‘Staatsveiligheid zat jarenlang te suffen’

In het activiteitenverslag over 2000 van het Vast Comité van Toezicht op de Inlichtingendiensten (Comité I) krijgt de Staatsveiligheid enkele harde tikken op de vingers. Hoewel de Staatsveiligheid gegevens had over ophefmakende zaken, zoals de archieven van KGB-overloper Mitrokhin of de illegale wapenhandel van de Belg Jacques Monsieur, werd die informatie niet geëxploiteerd en werd ze niet uit eigen beweging overgemaakt aan het gerecht.

Het jongste jaarverslag van het Comité I, dat de redactie kon inkijken, wordt vandaag besproken door de gemengde commissie van Kamer en Senaat, die is belast met de parlementaire begeleiding van het Comité I. Uit het rapport blijkt dat er nog een en ander mank loopt inzake de samenwerking en informatiedoorstroming tussen de inlichtingendiensten en de gerechtelijke autoriteiten.

De enquêtedienst van het Comité I kreeg eind 1999 de opdracht om een onderzoek te voeren naar “de wijze waarop de inlichtingendiensten de gegevens omtrent activiteiten van de voormalige KGB in België hebben verwerkt”. Het onderzoek begon naar aanleiding van de publicatie van het boek The Mitrokhin Archive, gebaseerd op de verklaringen van een KGB-kolonel die in 1992 overliep naar het Westen.

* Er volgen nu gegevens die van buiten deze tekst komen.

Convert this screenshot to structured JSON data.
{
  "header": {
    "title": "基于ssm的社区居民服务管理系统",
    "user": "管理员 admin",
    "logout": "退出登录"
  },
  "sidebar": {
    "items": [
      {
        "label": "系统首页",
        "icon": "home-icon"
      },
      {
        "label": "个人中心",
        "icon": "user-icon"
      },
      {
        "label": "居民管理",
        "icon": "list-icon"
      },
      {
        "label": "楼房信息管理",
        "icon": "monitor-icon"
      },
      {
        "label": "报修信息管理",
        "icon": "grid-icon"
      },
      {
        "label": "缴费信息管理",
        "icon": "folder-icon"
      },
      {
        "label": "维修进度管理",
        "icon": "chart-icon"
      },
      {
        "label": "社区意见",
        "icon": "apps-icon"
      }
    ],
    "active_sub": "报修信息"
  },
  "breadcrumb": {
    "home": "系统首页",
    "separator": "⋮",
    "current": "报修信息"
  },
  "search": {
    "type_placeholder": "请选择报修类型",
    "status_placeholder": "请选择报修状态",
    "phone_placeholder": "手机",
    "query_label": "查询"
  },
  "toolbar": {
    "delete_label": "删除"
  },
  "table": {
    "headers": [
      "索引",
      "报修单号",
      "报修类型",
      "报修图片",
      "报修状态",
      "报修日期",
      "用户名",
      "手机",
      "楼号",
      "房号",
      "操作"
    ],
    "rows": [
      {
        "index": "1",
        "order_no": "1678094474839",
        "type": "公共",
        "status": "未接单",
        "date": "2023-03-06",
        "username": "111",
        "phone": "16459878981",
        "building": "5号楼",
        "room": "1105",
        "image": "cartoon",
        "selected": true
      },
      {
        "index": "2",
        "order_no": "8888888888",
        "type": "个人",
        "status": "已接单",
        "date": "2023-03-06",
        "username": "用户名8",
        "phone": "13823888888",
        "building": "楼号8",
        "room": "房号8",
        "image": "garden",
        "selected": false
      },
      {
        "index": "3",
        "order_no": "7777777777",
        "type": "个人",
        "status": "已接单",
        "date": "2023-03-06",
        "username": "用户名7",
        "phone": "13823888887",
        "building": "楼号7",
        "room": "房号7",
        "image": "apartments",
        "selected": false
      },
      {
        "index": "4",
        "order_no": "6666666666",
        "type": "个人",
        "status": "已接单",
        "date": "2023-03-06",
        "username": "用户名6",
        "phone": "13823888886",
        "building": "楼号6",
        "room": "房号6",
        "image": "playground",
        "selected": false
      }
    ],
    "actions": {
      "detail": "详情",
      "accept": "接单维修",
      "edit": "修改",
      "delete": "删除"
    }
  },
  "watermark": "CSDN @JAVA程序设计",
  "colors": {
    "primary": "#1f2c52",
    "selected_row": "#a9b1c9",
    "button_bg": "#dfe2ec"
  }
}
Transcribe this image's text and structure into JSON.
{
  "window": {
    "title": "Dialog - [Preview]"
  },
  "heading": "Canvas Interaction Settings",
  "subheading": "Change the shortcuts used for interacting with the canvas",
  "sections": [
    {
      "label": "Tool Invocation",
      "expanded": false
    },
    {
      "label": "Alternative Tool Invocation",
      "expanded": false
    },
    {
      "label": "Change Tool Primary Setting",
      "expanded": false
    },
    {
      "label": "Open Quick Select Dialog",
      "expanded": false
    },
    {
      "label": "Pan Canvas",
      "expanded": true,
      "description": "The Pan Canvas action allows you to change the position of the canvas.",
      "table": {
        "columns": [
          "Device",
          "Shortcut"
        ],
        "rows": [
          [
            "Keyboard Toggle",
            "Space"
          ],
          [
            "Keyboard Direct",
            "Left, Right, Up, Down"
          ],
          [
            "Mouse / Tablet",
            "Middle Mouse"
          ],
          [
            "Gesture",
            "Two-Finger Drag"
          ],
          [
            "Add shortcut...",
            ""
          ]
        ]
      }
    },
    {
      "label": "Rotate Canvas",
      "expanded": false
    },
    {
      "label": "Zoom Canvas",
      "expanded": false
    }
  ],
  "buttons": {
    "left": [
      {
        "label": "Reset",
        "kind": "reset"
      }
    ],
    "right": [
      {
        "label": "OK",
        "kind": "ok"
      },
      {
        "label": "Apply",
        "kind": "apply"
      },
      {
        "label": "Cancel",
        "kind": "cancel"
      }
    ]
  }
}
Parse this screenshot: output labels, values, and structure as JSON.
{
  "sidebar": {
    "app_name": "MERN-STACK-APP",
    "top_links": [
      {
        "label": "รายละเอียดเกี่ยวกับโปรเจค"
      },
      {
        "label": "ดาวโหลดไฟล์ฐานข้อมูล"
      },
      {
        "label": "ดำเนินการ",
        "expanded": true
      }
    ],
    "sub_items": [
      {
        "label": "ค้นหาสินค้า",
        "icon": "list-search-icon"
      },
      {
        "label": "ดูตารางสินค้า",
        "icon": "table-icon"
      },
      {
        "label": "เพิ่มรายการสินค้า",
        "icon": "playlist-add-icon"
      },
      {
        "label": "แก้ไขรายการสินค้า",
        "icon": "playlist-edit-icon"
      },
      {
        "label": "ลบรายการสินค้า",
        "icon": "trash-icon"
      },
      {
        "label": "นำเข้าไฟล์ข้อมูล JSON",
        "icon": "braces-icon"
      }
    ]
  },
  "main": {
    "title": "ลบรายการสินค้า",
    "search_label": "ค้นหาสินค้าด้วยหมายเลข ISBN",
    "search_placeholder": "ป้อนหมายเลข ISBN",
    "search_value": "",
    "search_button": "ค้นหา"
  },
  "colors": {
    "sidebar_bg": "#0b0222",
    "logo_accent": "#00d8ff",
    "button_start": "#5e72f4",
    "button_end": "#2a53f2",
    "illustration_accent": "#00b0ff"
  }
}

Het boek onthulde het bestaan van drie geheime KGB-opslagplaatsen met zendapparatuur in ons land, waarna een gerechtelijk onderzoek werd geopend en de opslagplaatsen inderdaad werden ontdekt en ontmanteld.

Het onderzoek van het Comité I leert dat de Staatsveiligheid pas in 1995 op de hoogte was van het bestaan van Mitrokhin. “We stellen vast dat de Staatsveiligheid kennis kreeg van de feiten meer dan twee jaar nadat de Amerikanen op de hoogte waren gebracht en nadat daarvan melding werd gemaakt in een boek dat in 1993 in de VS verscheen”, zo stelt het jaarverslag. “De Staatsveiligheid zou slechts via de Belgische pers kennis hebben gekregen van de identiteit van Mitrokhin en van de volledige context van de zaak.”

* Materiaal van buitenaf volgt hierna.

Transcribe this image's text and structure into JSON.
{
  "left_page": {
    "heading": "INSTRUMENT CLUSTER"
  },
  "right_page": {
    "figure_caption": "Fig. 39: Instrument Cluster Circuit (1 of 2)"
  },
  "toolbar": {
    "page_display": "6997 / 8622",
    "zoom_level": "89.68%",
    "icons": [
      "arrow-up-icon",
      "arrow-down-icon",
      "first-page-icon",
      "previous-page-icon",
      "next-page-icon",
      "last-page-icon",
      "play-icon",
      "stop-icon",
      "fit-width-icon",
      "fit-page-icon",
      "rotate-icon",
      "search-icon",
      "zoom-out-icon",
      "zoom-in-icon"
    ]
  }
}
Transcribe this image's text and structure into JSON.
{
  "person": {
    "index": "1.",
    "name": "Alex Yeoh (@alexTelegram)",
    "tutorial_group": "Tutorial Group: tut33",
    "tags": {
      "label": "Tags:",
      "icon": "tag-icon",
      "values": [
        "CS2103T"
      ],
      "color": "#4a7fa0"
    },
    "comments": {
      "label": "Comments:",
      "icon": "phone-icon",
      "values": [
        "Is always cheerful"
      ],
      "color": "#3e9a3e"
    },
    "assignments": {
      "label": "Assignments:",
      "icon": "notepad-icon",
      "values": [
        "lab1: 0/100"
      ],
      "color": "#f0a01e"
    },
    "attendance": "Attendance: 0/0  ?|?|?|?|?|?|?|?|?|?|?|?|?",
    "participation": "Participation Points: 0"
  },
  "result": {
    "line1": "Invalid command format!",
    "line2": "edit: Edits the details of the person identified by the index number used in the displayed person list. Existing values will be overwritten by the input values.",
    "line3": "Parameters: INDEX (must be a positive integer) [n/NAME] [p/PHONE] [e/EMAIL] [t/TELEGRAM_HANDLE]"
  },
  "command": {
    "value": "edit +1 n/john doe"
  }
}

Tijdens een gesprek met een verantwoordelijk van de studiedienst van de Staatsveiligheid bleek dat de betrokkene “geen weet had van de weerklank die deze zaak vanaf 1993 in andere landen had gevonden in de media, en vanaf 1996 in de internationale pers”. Kortom, uit de vaststellingen van het Comité I blijkt dat de Belgische contraspionage geen informatie kreeg over het Mitrokhin-archief van bevriende buitenlandse inlichtingendiensten en dat de Staatsveiligheid bovendien de bestaande open bronnen “niet op behoorlijke wijze exploiteert”.

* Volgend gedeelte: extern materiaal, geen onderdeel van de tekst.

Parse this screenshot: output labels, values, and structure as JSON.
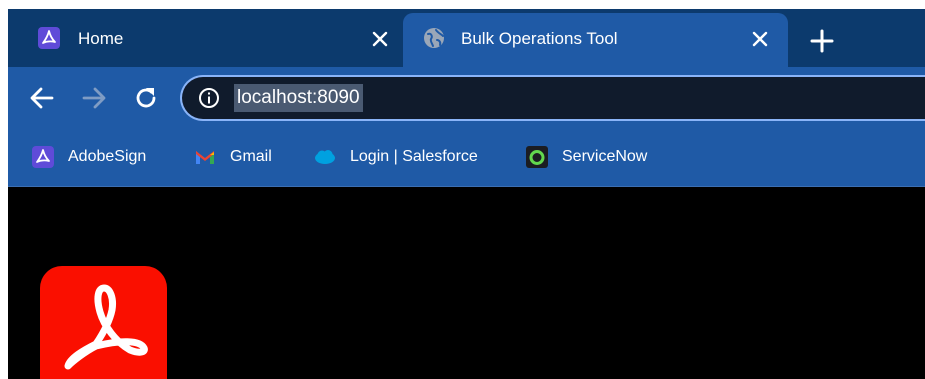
{
  "tabs": [
    {
      "title": "Home",
      "favicon": "adobe-acrobat-sign-icon",
      "active": false
    },
    {
      "title": "Bulk Operations Tool",
      "favicon": "globe-icon",
      "active": true
    }
  ],
  "toolbar": {
    "url": "localhost:8090",
    "back_icon": "arrow-left-icon",
    "forward_icon": "arrow-right-icon",
    "reload_icon": "reload-icon",
    "site_info_icon": "info-circle-icon"
  },
  "bookmarks": [
    {
      "label": "AdobeSign",
      "icon": "adobe-sign-icon"
    },
    {
      "label": "Gmail",
      "icon": "gmail-icon"
    },
    {
      "label": "Login | Salesforce",
      "icon": "salesforce-cloud-icon"
    },
    {
      "label": "ServiceNow",
      "icon": "servicenow-icon"
    }
  ],
  "page": {
    "logo": "adobe-acrobat-logo"
  },
  "colors": {
    "tabstrip_bg": "#0c3a6d",
    "toolbar_bg": "#1f5aa6",
    "omnibox_bg": "#101b2c",
    "page_bg": "#000000",
    "acrobat_red": "#fa0f00"
  }
}
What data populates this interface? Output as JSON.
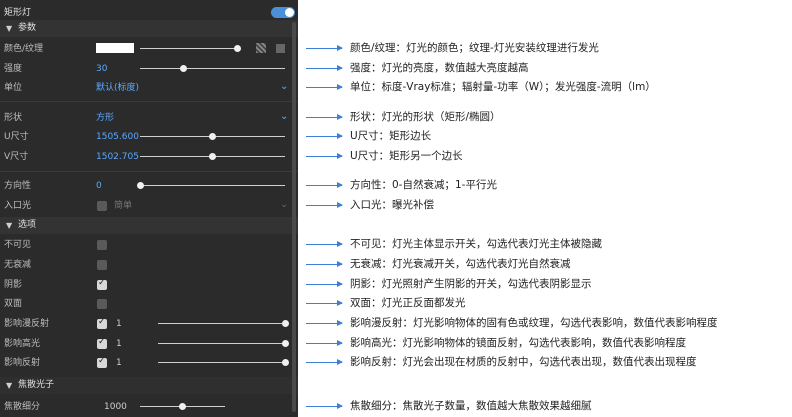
{
  "panel": {
    "title": "矩形灯",
    "sections": {
      "params": "参数",
      "options": "选项",
      "caustics": "焦散光子"
    },
    "rows": {
      "color": {
        "label": "颜色/纹理"
      },
      "intensity": {
        "label": "强度",
        "value": "30"
      },
      "unit": {
        "label": "单位",
        "value": "默认(标度)"
      },
      "shape": {
        "label": "形状",
        "value": "方形"
      },
      "usize": {
        "label": "U尺寸",
        "value": "1505.600"
      },
      "vsize": {
        "label": "V尺寸",
        "value": "1502.705"
      },
      "directivity": {
        "label": "方向性",
        "value": "0"
      },
      "portal": {
        "label": "入口光",
        "value": "简单"
      },
      "invisible": {
        "label": "不可见"
      },
      "nodecay": {
        "label": "无衰减"
      },
      "shadow": {
        "label": "阴影"
      },
      "doublesided": {
        "label": "双面"
      },
      "diffuse": {
        "label": "影响漫反射",
        "value": "1"
      },
      "specular": {
        "label": "影响高光",
        "value": "1"
      },
      "reflection": {
        "label": "影响反射",
        "value": "1"
      },
      "caustic_sub": {
        "label": "焦散细分",
        "value": "1000"
      }
    }
  },
  "annotations": {
    "color": "颜色/纹理：灯光的颜色；纹理-灯光安装纹理进行发光",
    "intensity": "强度：灯光的亮度，数值越大亮度越高",
    "unit": "单位：标度-Vray标准；辐射量-功率（W）；发光强度-流明（lm）",
    "shape": "形状：灯光的形状（矩形/椭圆）",
    "usize": "U尺寸：矩形边长",
    "vsize": "U尺寸：矩形另一个边长",
    "directivity": "方向性：0-自然衰减；1-平行光",
    "portal": "入口光：曝光补偿",
    "invisible": "不可见：灯光主体显示开关，勾选代表灯光主体被隐藏",
    "nodecay": "无衰减：灯光衰减开关，勾选代表灯光自然衰减",
    "shadow": "阴影：灯光照射产生阴影的开关，勾选代表阴影显示",
    "doublesided": "双面：灯光正反面都发光",
    "diffuse": "影响漫反射：灯光影响物体的固有色或纹理，勾选代表影响，数值代表影响程度",
    "specular": "影响高光：灯光影响物体的镜面反射，勾选代表影响，数值代表影响程度",
    "reflection": "影响反射：灯光会出现在材质的反射中，勾选代表出现，数值代表出现程度",
    "caustic_sub": "焦散细分：焦散光子数量，数值越大焦散效果越细腻"
  },
  "colors": {
    "accent": "#5aa9ff",
    "arrow": "#3b7fd6",
    "panel_bg": "#2b2b2b"
  },
  "sliders": {
    "color": 0.97,
    "intensity": 0.3,
    "usize": 0.5,
    "vsize": 0.5,
    "directivity": 0.0,
    "diffuse": 1.0,
    "specular": 1.0,
    "reflection": 1.0,
    "caustic_sub": 0.5
  }
}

Bovendien ontstaat de indruk dat de Staatsveiligheid niet alles heeft verteld aan de enquêteurs van het Comité I. Waarom trekt het jaarverslag immers van leer tegen “een verkeerde interpretatie die samenhangt met een bepaalde geheimhoudingscultuur, die in extreme gevallen kan leiden tot een verkeerd gebruik”? Het Comité I maakt de vergelijking met “de recente ongelukkige ervaring met bepaalde gerechtelijke dossiers, waaruit is gebleken hoe belangrijk het is dat de informatie goed wordt beheerd” en stelt dat gegevens optimaal en tijdig moeten worden meegedeeld. “Moeten we herinneren aan de nadelige en soms tragische gevolgen waartoe disfuncties in deze sector aanleiding kunnen geven?”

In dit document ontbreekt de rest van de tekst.